Yes it is. Just try and stay open minded.

usalsfyre is simply pointing out that not all patients require this tool, nor does everyone require a 12-lead ECG.

Again, it's simply meant as a different point of view. Try looking up PACO2 vs ETCO2, that may help as well. Things are never cut and dry in this industry so try not to get too offended, otherwise you'll be in for a very long (or short), and miserable EMS career.

Either way, don't take it too personal, and feel free to keep asking questions. A lot people on this forum are remarkably knowledgeable.

Thank you, I really respect the way you answer questions. I look forward to reading more from you.
 
Ok, I'll admit I'm grumpy and I apologize for that.

That said, there's a number of ways to obtain the info you're looking for.
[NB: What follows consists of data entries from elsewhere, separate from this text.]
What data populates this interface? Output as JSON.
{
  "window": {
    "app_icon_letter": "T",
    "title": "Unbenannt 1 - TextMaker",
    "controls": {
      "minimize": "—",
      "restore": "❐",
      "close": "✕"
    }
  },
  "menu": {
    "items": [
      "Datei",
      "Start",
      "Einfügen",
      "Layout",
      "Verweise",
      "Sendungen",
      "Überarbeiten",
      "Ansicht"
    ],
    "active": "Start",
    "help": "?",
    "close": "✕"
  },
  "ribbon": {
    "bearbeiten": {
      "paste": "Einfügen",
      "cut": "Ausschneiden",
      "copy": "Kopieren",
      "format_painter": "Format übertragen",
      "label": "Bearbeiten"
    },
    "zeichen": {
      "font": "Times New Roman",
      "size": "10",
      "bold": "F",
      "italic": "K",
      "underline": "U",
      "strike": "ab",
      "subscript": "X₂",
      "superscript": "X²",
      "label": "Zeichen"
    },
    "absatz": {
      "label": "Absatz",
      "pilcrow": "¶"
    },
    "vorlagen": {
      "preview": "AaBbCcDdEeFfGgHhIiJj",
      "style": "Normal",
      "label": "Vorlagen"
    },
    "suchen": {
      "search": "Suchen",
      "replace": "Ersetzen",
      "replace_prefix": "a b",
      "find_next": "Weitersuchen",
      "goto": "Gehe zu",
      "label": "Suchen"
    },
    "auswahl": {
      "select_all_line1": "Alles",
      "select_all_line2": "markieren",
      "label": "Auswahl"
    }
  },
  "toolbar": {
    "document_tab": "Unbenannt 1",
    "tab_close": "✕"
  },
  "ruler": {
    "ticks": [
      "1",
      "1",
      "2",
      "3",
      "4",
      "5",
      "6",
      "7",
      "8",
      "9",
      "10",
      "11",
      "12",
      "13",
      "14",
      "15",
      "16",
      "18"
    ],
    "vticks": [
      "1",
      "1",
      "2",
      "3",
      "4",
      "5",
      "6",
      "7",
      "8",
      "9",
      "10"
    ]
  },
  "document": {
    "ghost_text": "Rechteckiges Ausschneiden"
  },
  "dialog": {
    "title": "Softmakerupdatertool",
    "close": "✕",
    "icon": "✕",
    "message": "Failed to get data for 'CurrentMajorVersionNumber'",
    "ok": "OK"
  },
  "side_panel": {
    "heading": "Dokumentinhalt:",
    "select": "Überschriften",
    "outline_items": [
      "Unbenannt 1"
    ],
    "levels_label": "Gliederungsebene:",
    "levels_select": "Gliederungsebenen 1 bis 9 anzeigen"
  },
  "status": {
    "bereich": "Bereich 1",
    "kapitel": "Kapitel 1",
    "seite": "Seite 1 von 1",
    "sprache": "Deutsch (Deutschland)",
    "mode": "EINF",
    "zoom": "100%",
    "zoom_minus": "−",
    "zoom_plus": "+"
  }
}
Maybe not with a neat little clean number (that really means very little without a baseline ABG, but that's another story), but honestly good assessment skills won't fail you when ETCO2 will. Not "treat the patient not the monitor (God, I hate that saying), but learning how to look at the patient, all available information and make a good decision regarding treatment. ETCO2 is WONDERFUL for monitoring tube placement, I won't intubate without it. However I've found NC capnography makes very little difference in my treatment decisions. It makes it a little easier to monitor a sedated patient, a little more sure on seeing bronchospasm, but it hasn't made any fundamental changes in how I approach assessment and treatment, and I've yet to see an ETCO2 reading I didn't already suspect from an initial assessment. No other branch of medicine outside of some EDs have adopted NC ECTO2, and even then they generally only use it as an adjunct to procedural sedation.

So it's not totally a gimmick, but it doesn't make a fundamental change in treatment. A 12 lead drives destination and downstream care. Can you say that about ETCO2?